Deploy K@raft(KRAFT) mode multi-node kafka cluster for production

Hi Team,

We’ve enterprise version of confluent kafKa, we want deploy new environment in K@raft(KRAFT) mode for production in on-premise, can you please provide your recommendations, also we couldn’t find much info to built kraft based multi-node kafka cluster.

1 Like

Check out the hardware and config guidance here: Configure KRaft in Production

A few things to hightlight:

  1. The recommended hardware footprint and # nodes is the same as for ZooKeeper
  2. Run in isolated mode in Production (i.e., process.roles = controller)

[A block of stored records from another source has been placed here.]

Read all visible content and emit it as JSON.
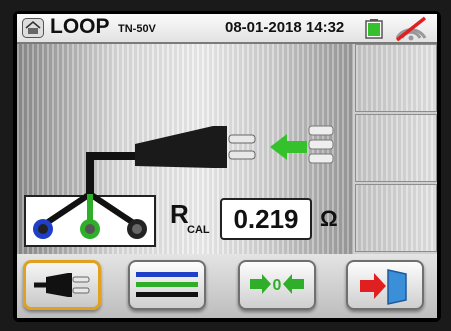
{
  "header": {
    "title": "LOOP",
    "subtitle": "TN-50V",
    "datetime": "08-01-2018 14:32",
    "icons": [
      "home-icon",
      "battery-icon",
      "no-signal-icon"
    ]
  },
  "measurement": {
    "label_main": "R",
    "label_sub": "CAL",
    "value": "0.219",
    "unit": "Ω"
  },
  "toolbar": {
    "buttons": [
      {
        "icon": "plug-icon",
        "selected": true
      },
      {
        "icon": "cable-leads-icon",
        "selected": false
      },
      {
        "icon": "zero-calibration-icon",
        "label": "0",
        "selected": false
      },
      {
        "icon": "exit-door-icon",
        "selected": false
      }
    ]
  },
  "colors": {
    "accent_green": "#35c12c",
    "selected_border": "#e0a020",
    "lead_blue": "#1f3fc8",
    "lead_green": "#2fae2a",
    "exit_red": "#e02020"
  }
}
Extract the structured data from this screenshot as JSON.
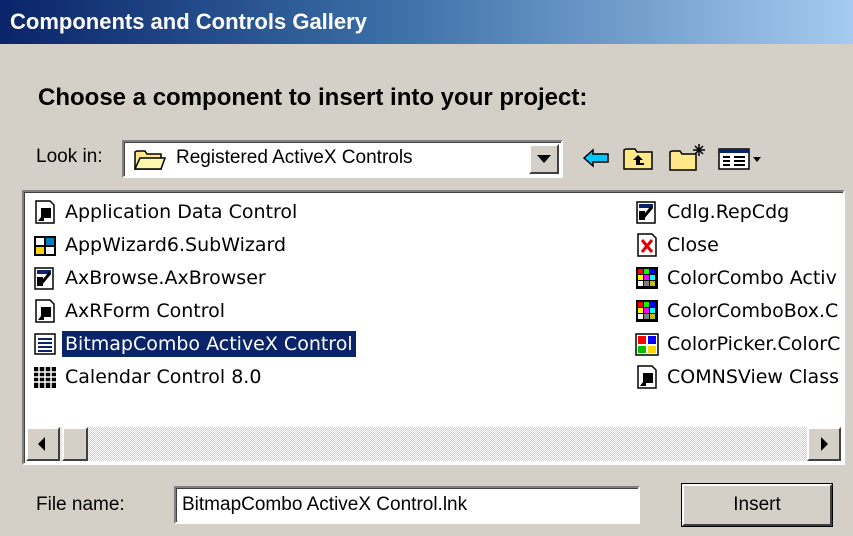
{
  "window": {
    "title": "Components and Controls Gallery"
  },
  "heading": "Choose a component to insert into your project:",
  "lookin": {
    "label": "Look in:",
    "value": "Registered ActiveX Controls",
    "icon": "folder-icon"
  },
  "toolbar": {
    "back_icon": "back-arrow-icon",
    "up_icon": "up-one-level-icon",
    "newfolder_icon": "new-folder-icon",
    "views_icon": "view-menu-icon"
  },
  "items_left": [
    {
      "label": "Application Data Control",
      "icon": "control-document-icon",
      "selected": false
    },
    {
      "label": "AppWizard6.SubWizard",
      "icon": "wizard-icon",
      "selected": false
    },
    {
      "label": "AxBrowse.AxBrowser",
      "icon": "browser-control-icon",
      "selected": false
    },
    {
      "label": "AxRForm Control",
      "icon": "control-document-icon",
      "selected": false
    },
    {
      "label": "BitmapCombo ActiveX Control",
      "icon": "combo-control-icon",
      "selected": true
    },
    {
      "label": "Calendar Control 8.0",
      "icon": "calendar-icon",
      "selected": false
    }
  ],
  "items_right": [
    {
      "label": "Cdlg.RepCdg",
      "icon": "browser-control-icon"
    },
    {
      "label": "Close",
      "icon": "close-document-icon"
    },
    {
      "label": "ColorCombo Activ",
      "icon": "color-grid-icon"
    },
    {
      "label": "ColorComboBox.C",
      "icon": "color-grid-icon"
    },
    {
      "label": "ColorPicker.ColorC",
      "icon": "color-picker-icon"
    },
    {
      "label": "COMNSView Class",
      "icon": "control-document-icon"
    }
  ],
  "file_name": {
    "label": "File name:",
    "value": "BitmapCombo ActiveX Control.lnk"
  },
  "buttons": {
    "insert": "Insert"
  },
  "colors": {
    "selection": "#0a246a",
    "dialog_face": "#d4d0c8",
    "title_gradient_start": "#0a246a",
    "title_gradient_end": "#a6caf0"
  }
}
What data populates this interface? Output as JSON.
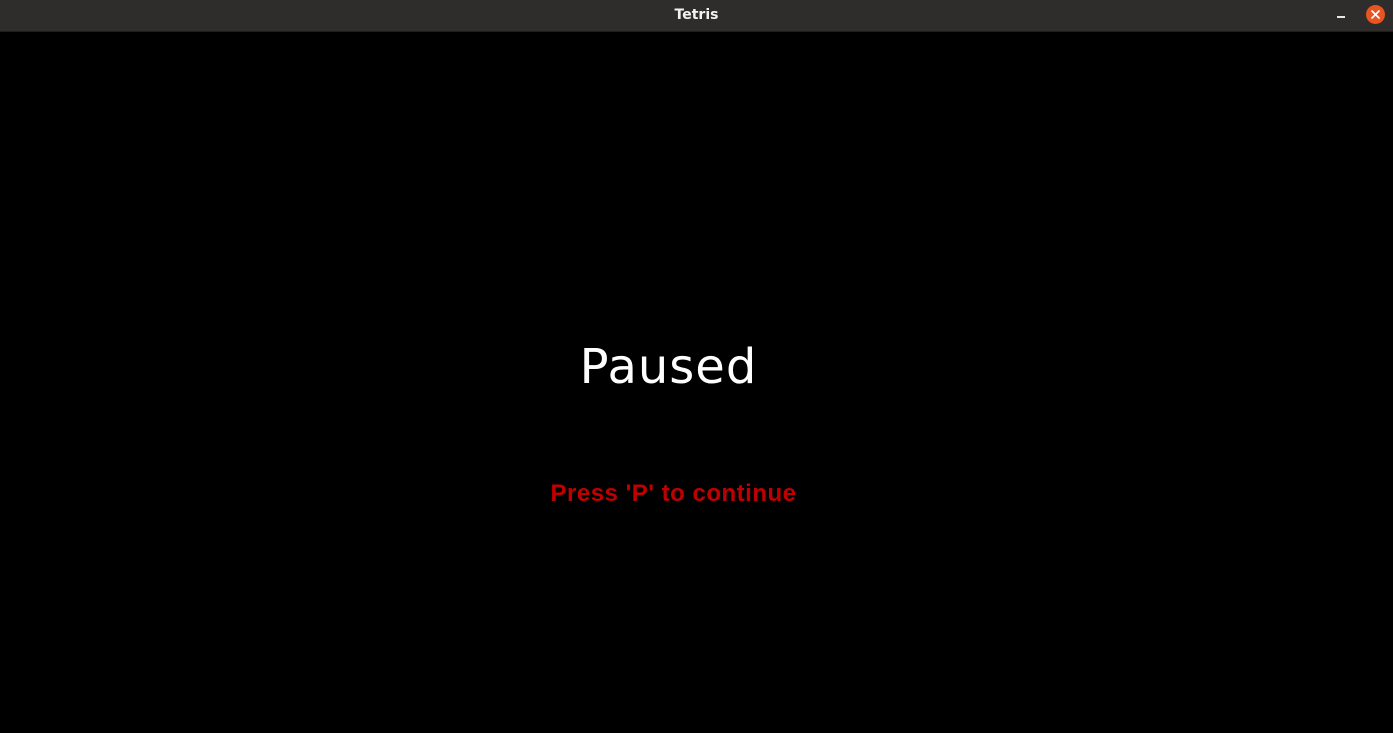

This Docker Compose file for playing with Multi-Region Clusters is not for Production but gives you a working KRaft configuration with 3 isolated controllers.

Thanks @dtroiano,

I would like to get your community thoughts on below

I want to use a load balancer in front of the primary and secondary Confluent Kafka environments. The load balancer would monitor the availability of the Quorum Controller in the primary environment. If the primary is not reachable, it will redirect traffic to the secondary environment. Confluent Replicator will be used to replicate data from the primary Kafka to the secondary Kafka.

Is using a load balancer in this scenario a recommended approach for achieving high availability?

It would be appreciable to receive your insights and guidance on the above

You might use a load balancer as the bootstrap servers endpoint that Kafka clients use so that, in the case of an environment outage, you can start using the new environment without having to update client configuration (but you’d still need to restart clients). This could aid as part of disaster recovery (easier to failover) but isn’t really an HA strategy. I’m assuming HA in the question means zero-downtime resiliency with respect to an environment outage.

I don’t see load balancers helping with environment outage resiliency because after bootstrapping, clients connect directly to individual brokers. That post-bootstrapping communication wouldn’t be able to happen through a load balancer.

One other thing to keep in mind for Replicator-based DR is that Replicator is async so, on failover, there would potentially be missing data in the secondary environment (“RPO > 0”). If RPO=0 is a requirement then you’d need a single stretch cluster spanning environments (regions or data centers), e.g., Confluent Platform Multi-Region Clusters.

Hi All,
Currently, we are using confluent helm charts for maintaining Kafka cluster in Kubernetes,
with current confluent platform version 7.4.0 and Kafka version 2.4.
We wanted to migrated to KRAFT mode for further Kafka releases i.e., 2.5, where Zookeeper is deprecated.
So, can you please help us is there way that we can migrate to Kafka KRAFT with confluent helm charts.